Sturgill Simpson singles chronology
| "Living the Dream" (2014) | "Turtles All the Way Down" (2014) | "The Promise" (2014) |

= Turtles All the Way Down (song) =

"Turtles All the Way Down" is a song written and recorded by American country music artist Sturgill Simpson. It was released in April 2014 as the second single from his album Metamodern Sounds in Country Music.

==Content==
The song title, also in the lyrics, is a reference to "turtles all the way down", a lighthearted term for the concept of Anavastha from Indian philosophy, which states that there is no underlying basis, or ground, for existence. The song lyrics are about, in part, the psychedelic experience as brought on by drugs including marijuana, LSD, psilocybin, and DMT. References are made to encounters with Jesus, the Devil, Buddha, and reptile aliens. The songwriter's mortality, and the life saving effect of love, are also referenced. The musical form is that of a country music ballad.

==Critical reception==
In his review of the album at AllMusic, Thom Jurek gave the song a positive review, praising both the production as well as Simpson's vocals and saying that "The track features Cobb's nylon-string guitar, the wafting tapes of a Mellotron, electric bass, acoustic and electric guitars, and sharp drums framing Simpson's lyrics that refer to Jesus, the Old Testament, Buddha, mythology, cosmology, drugs, and physics, before concluding that "love's the only thing that ever saved my life," making it a glorious cosmic cowboy song.

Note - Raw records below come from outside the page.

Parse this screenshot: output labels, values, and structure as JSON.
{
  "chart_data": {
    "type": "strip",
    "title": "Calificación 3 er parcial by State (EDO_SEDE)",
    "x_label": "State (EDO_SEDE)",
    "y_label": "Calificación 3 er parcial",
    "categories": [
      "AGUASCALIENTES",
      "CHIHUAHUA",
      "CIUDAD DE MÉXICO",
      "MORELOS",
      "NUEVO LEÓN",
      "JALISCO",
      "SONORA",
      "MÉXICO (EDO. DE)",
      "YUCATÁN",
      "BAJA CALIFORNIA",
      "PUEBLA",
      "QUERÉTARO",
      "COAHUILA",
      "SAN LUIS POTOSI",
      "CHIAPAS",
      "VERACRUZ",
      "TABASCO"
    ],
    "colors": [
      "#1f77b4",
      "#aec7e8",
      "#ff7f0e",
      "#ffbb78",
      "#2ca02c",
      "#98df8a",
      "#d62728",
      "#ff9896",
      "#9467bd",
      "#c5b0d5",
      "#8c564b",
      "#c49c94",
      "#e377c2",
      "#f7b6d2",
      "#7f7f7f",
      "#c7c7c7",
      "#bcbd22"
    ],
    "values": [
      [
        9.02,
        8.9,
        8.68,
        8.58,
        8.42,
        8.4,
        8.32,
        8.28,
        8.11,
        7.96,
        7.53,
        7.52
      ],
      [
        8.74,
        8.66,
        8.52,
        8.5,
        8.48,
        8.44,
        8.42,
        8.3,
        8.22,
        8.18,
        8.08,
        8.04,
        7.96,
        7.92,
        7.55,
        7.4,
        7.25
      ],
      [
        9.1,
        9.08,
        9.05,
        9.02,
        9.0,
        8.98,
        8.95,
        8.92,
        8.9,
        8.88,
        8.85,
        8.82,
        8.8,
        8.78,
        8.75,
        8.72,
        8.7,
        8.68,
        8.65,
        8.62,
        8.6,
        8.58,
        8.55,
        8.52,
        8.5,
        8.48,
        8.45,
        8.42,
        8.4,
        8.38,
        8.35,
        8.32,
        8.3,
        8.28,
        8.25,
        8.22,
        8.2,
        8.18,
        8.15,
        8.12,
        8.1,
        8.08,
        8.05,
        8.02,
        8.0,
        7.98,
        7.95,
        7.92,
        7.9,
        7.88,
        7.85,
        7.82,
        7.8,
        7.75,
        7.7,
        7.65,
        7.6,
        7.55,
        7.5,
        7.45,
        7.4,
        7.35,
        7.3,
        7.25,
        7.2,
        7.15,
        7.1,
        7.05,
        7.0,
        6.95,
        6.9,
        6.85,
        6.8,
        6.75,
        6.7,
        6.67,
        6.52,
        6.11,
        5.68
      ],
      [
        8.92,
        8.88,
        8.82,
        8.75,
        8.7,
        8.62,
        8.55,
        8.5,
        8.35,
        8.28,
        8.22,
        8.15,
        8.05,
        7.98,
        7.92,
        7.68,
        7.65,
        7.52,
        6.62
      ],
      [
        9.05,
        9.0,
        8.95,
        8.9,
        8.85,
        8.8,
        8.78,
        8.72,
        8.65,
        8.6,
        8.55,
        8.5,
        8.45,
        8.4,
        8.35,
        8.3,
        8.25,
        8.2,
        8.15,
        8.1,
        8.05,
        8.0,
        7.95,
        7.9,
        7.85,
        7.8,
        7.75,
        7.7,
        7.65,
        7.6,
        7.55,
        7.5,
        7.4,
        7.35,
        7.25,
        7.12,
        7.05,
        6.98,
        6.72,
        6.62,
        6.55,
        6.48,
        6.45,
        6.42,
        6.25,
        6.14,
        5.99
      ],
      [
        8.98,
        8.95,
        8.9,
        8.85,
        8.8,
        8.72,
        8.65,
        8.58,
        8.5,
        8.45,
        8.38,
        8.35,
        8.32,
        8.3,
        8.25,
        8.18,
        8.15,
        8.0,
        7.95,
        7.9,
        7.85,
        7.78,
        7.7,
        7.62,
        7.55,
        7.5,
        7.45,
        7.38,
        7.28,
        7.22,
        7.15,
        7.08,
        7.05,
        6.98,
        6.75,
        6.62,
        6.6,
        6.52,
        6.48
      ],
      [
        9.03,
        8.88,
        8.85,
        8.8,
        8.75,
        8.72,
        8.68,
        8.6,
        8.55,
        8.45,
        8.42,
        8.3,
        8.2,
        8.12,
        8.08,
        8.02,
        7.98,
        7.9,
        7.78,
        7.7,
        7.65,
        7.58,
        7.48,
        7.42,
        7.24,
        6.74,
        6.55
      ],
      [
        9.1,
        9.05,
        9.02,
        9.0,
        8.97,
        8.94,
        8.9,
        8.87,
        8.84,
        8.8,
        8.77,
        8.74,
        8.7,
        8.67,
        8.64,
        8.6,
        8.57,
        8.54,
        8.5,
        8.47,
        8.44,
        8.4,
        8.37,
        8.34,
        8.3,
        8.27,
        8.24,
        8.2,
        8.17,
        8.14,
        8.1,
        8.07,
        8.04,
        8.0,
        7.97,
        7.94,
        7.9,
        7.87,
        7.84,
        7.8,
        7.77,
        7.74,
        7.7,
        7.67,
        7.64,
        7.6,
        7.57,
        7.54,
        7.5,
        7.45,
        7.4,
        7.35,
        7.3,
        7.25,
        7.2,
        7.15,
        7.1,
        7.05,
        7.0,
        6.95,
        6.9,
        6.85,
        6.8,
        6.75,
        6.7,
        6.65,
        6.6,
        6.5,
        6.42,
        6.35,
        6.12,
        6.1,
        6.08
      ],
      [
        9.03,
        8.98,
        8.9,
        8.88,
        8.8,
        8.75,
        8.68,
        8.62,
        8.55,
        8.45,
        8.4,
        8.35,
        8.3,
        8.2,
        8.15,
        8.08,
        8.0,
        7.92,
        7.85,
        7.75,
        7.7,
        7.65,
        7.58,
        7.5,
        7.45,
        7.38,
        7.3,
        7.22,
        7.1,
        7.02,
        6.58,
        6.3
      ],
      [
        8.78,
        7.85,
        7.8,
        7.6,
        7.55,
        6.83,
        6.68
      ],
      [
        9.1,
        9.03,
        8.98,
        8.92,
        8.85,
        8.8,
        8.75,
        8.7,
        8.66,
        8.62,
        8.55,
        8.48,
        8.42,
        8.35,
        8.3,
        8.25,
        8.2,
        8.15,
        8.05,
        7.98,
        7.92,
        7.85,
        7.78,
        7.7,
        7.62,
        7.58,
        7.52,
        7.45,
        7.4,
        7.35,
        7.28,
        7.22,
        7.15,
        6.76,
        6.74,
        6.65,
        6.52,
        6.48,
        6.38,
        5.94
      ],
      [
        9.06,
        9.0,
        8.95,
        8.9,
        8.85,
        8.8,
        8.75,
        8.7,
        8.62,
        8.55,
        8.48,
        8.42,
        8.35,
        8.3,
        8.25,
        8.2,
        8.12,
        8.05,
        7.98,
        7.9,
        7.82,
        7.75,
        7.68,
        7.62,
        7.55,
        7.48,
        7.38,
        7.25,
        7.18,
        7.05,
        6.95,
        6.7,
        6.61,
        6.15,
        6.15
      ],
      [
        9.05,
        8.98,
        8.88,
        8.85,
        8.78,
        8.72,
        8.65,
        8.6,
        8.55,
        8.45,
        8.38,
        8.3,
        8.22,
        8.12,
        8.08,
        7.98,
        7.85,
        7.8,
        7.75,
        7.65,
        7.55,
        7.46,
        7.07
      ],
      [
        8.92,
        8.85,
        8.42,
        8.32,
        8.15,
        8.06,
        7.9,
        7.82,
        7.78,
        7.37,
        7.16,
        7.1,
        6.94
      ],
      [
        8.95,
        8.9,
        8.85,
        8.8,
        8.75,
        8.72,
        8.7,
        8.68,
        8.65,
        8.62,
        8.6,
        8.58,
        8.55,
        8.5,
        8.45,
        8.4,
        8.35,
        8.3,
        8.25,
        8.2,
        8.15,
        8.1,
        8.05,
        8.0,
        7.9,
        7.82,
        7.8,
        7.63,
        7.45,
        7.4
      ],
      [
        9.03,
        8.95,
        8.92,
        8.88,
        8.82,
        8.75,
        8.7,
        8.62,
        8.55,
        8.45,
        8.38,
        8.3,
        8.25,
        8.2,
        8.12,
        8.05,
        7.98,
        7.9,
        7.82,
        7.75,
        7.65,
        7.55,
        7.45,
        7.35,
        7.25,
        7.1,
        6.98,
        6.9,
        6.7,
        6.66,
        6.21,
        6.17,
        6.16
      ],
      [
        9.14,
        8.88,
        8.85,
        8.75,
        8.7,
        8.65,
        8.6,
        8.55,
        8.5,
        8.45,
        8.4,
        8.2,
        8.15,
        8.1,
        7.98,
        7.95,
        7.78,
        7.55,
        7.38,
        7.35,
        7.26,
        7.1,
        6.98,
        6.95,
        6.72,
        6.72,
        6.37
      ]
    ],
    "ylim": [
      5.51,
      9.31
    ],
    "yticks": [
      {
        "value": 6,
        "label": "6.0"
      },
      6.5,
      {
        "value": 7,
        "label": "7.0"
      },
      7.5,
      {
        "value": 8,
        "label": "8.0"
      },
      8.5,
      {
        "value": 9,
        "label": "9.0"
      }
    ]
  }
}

Rolling Stone ranked the song No. 4 in its article "25 Best Country Songs of 2014." It praised the lyrics, saying that ""Turtles All the Way Down" is many things. Part twisted travelogue ("Met the devil in Seattle and spent nine months inside the lion's den"), part half-baked philosophy seminar ("Our souls must roam to and through that myth we call space and time"), "Turtles" serves as Simpson's grand mission statement for the rich storytelling and sentimentality that define this promising new artist." The same outlet also ranked the song at #142 on its 200 Greatest Country Songs of All Time ranking in May 2024.

==Music video==
The music video was directed by Graham Uhelski and premiered in April 2014.

==In Television & Film==
The song was featured on FX's The Bridge.

The song was featured on HBO’s Watchmen in the season 1 episode “Little Fear of Lightning”.

The song was used in season 2 episode 8 of the TV series Reservation Dogs.

The song was featured in the 2022 film “Dog” starring Channing Tatum.